表題番号:2013B-212 日付:2014/03/25
研究課題モバイル端末を思考トリガー装置とする論理的思考能力の育成方式開発とその効果実証
研究者所属(当時) 資格 氏名
(代表者) 人間科学学術院 教授 永岡 慶三
研究成果概要
 本特定課題研究の目的は,複数学習者が協調して解決を目指す論理思考問題(思考パズル)をモバイルラーニングによって提供し,「創造的思考力」の評価法を開発することにある.モバイルラーニングはいつでもどこでもの「すきま学習」に特徴があるが,出力画面の情報量が限定され,多数文字の教材を勉強するのは辛い.出題が簡潔で,知的思考が大いに要求される論理思考問題(思考パズル)が適している.通信機能があることから,協調解決・創発的グループワークを重視し,その問題解決過程における回答正誤・思考時間・コミュニケーション量・議論内容から,「創造的思考力」の評価法開発を目的とした.

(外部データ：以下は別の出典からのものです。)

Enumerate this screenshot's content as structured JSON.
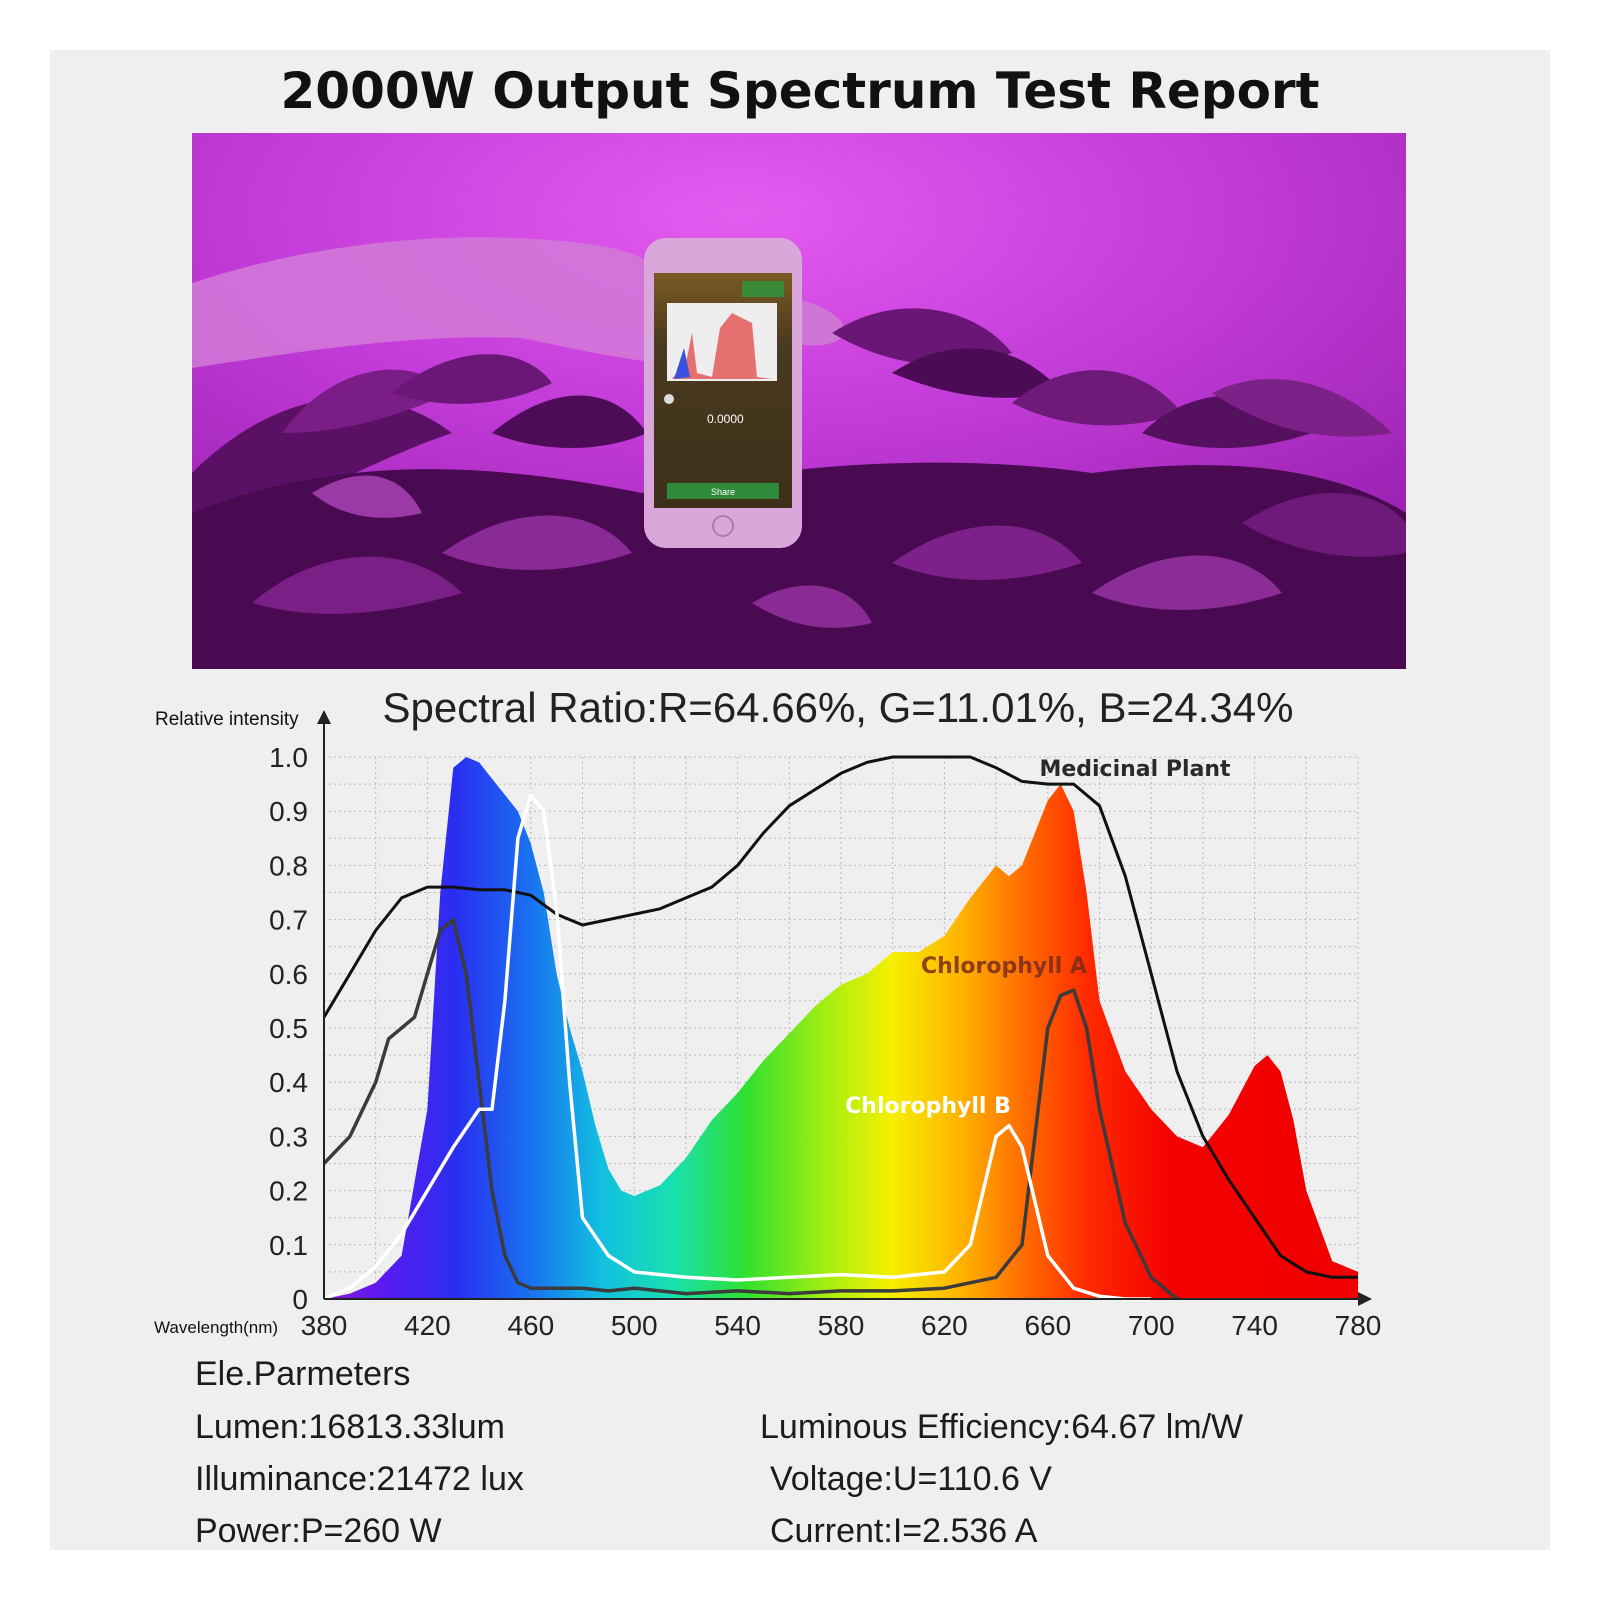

 教育の場では論理思考問題(思考パズル)の類は,これまで本来の学習の促進のため或いは純粋に遊びとしてとらえられて来た.しかし近年,学術的な扱いの傾向もでてきた.欧米諸国では以前よりLogical Puzzle,Lateral Thinkingなど論理思考問題は学校教育などで用いられて来た.日本でも学会としては,日本シミュレーション&ゲーミング学会や情報処理学会ゲーム情報学研究会などの存在がある.日本教育工学会にでは2010年9月に開催された第26回全国大会の課題研究「ゲーム・シミュレーションを利用した教育・学習支援」セッションが設けられたように,教育工学系領域におけるゲームの教育利用に関する研究は,2000年代半ば以降の研究論文数の増加に現れている.
 一方,モバイルラーニングは日本でも各企業がビジネスベースでLMSシステム,教材コンテンツ開発を競っている.学術の場でも国際会議Mobile Learningが毎年開催されている.日本でも既に大学や企業でeラーニングは実用されてきているが,タブレット端末のスマートフォン急激な普及によって,いっそう「いつでもどこでも」の特徴が先鋭化し,「すきま学習」の学習形態が必要となってくる.
 申請者はこれまで大学院授業において論理思考問題を扱っている.教材内容として次のように整理できる.[論理問題,哲理問題,数理問題,物理問題,心理問題,倫理問題,推理問題,発想問題,フェルミ推定].取り上げた教材の事例として2題を例として以下に示す.
【哲理問題】 財布の交換:「2人の人間が持っている財布の中身を比べ,金額が少なかった方が多かった方の財布の中身をもらう.両者の中身の平均に対し,もらえる場合は平均より多く,失う場合は平均より少ないので,どちらの人間にとってもこのゲームは有利である.これは本当か?説明してください」→哲理分野でも論じられている問題で,皆が一致する正解はほとんどない.他人に説明し納得させる回答過程の協調的な構成が議論の主題である.
【数理問題】 スプーン一杯液体の入れ替え:「AとB,二つのビーカーがあり,Aに赤インク,Bにミルクが各1リットル入っている.1ccのスプーンで,Aから赤インクをBへ移す.よく混ぜた後,BからスプーンでAへ戻す.結果,ビーカーAとビーカーBのどちらが純度が高い液体となるか?」→厳密に数式計算すれば正解に至るが,閃きがあれば簡明に解決できる.それによる解答を他人に認めさせる解説に工夫を要するため,議論が沸騰した.
 研究成果としては,以上の題材についてのオンラインテキストディスカッションを分析した報告およびそれらを授業中に実時間でデータ分析するアプリの援用について検討した報告である.